There are workarounds for the first 2, but the third is tricky. I could hard-code understanding of common patterns with niche optimizations into the code that generates the JS deserializer, but it's not really generalizable - it gets complicated with nested enums, and could break if Rust introduces more niche optimizations in future. While this is probably fine for my SWC purposes, I feel this no-serialization approach could have broader applicability for performant Rust-JS interop, so would like to make it work in the general case.
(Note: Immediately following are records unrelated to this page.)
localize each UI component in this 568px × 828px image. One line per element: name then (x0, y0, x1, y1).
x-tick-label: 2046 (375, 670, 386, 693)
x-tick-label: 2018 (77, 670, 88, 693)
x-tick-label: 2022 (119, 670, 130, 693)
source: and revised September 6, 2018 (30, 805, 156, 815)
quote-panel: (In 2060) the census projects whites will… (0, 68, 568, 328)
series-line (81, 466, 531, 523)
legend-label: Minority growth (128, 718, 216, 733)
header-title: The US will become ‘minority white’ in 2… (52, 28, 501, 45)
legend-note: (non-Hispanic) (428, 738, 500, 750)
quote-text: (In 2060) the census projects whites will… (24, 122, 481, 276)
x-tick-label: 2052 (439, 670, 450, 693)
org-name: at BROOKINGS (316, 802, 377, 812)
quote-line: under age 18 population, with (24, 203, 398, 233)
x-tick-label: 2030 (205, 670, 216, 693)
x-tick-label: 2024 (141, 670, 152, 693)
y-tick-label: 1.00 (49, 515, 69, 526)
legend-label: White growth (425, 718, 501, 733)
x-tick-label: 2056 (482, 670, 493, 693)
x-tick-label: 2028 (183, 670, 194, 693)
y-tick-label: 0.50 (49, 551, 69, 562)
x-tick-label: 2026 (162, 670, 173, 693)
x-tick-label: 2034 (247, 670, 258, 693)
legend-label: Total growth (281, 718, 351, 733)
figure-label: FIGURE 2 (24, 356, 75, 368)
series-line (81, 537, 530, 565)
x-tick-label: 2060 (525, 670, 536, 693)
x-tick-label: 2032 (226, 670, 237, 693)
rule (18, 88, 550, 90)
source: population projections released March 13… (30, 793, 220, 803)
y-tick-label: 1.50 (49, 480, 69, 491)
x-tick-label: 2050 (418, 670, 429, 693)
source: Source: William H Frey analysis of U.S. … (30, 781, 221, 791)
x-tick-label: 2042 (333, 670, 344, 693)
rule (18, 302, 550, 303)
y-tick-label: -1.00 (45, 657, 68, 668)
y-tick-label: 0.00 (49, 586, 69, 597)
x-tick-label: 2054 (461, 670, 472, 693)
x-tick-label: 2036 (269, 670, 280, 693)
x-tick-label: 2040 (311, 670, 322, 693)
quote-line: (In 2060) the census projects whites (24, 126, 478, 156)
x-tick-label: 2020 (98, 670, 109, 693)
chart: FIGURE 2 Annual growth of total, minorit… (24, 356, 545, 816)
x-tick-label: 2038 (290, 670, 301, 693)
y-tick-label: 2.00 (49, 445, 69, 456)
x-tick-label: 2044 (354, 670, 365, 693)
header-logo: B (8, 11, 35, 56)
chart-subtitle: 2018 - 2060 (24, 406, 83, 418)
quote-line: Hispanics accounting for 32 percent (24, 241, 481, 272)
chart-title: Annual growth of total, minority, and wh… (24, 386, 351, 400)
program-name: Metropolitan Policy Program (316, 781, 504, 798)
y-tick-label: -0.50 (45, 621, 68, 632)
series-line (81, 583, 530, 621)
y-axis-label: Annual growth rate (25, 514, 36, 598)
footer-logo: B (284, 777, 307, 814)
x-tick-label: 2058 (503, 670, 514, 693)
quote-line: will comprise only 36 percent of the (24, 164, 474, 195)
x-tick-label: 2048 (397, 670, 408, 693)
So... it'd be ideal to create the schema at build time and get the type layout information direct from the compiler. Is this possible?
What's required is:
- Memory layout of each type.
- Which types a type contains e.g.
B
andC
instruct A { b: B, c: C }
. - Some method to output this information (e.g. to stdout) at compile time.
#[rustc_layout(debug)]
fulfills (1) and (3). However, it has the unfortunate property of being an error, which brings compilation to a halt. So can only get info for a single type at a time.
Is there some way to get similarly detailed type info from the compiler without aborting compilation?
-
--print-type-sizes
does not output information about niches. - The compiler's tracing API possibly could be used, but I can't figure out how to make it work.
- A compiler plugin could probably work, but they are deprecated and will likely be removed in future.
Ralf Jung tantilizingly mentioned on his blog about rustc_layout "some time ago I wrote an awful hack for this based on rustc debug tracing". Ralf, if you're out there, can you share this awful hack please?!
Or does anyone else have any ideas how to approach this?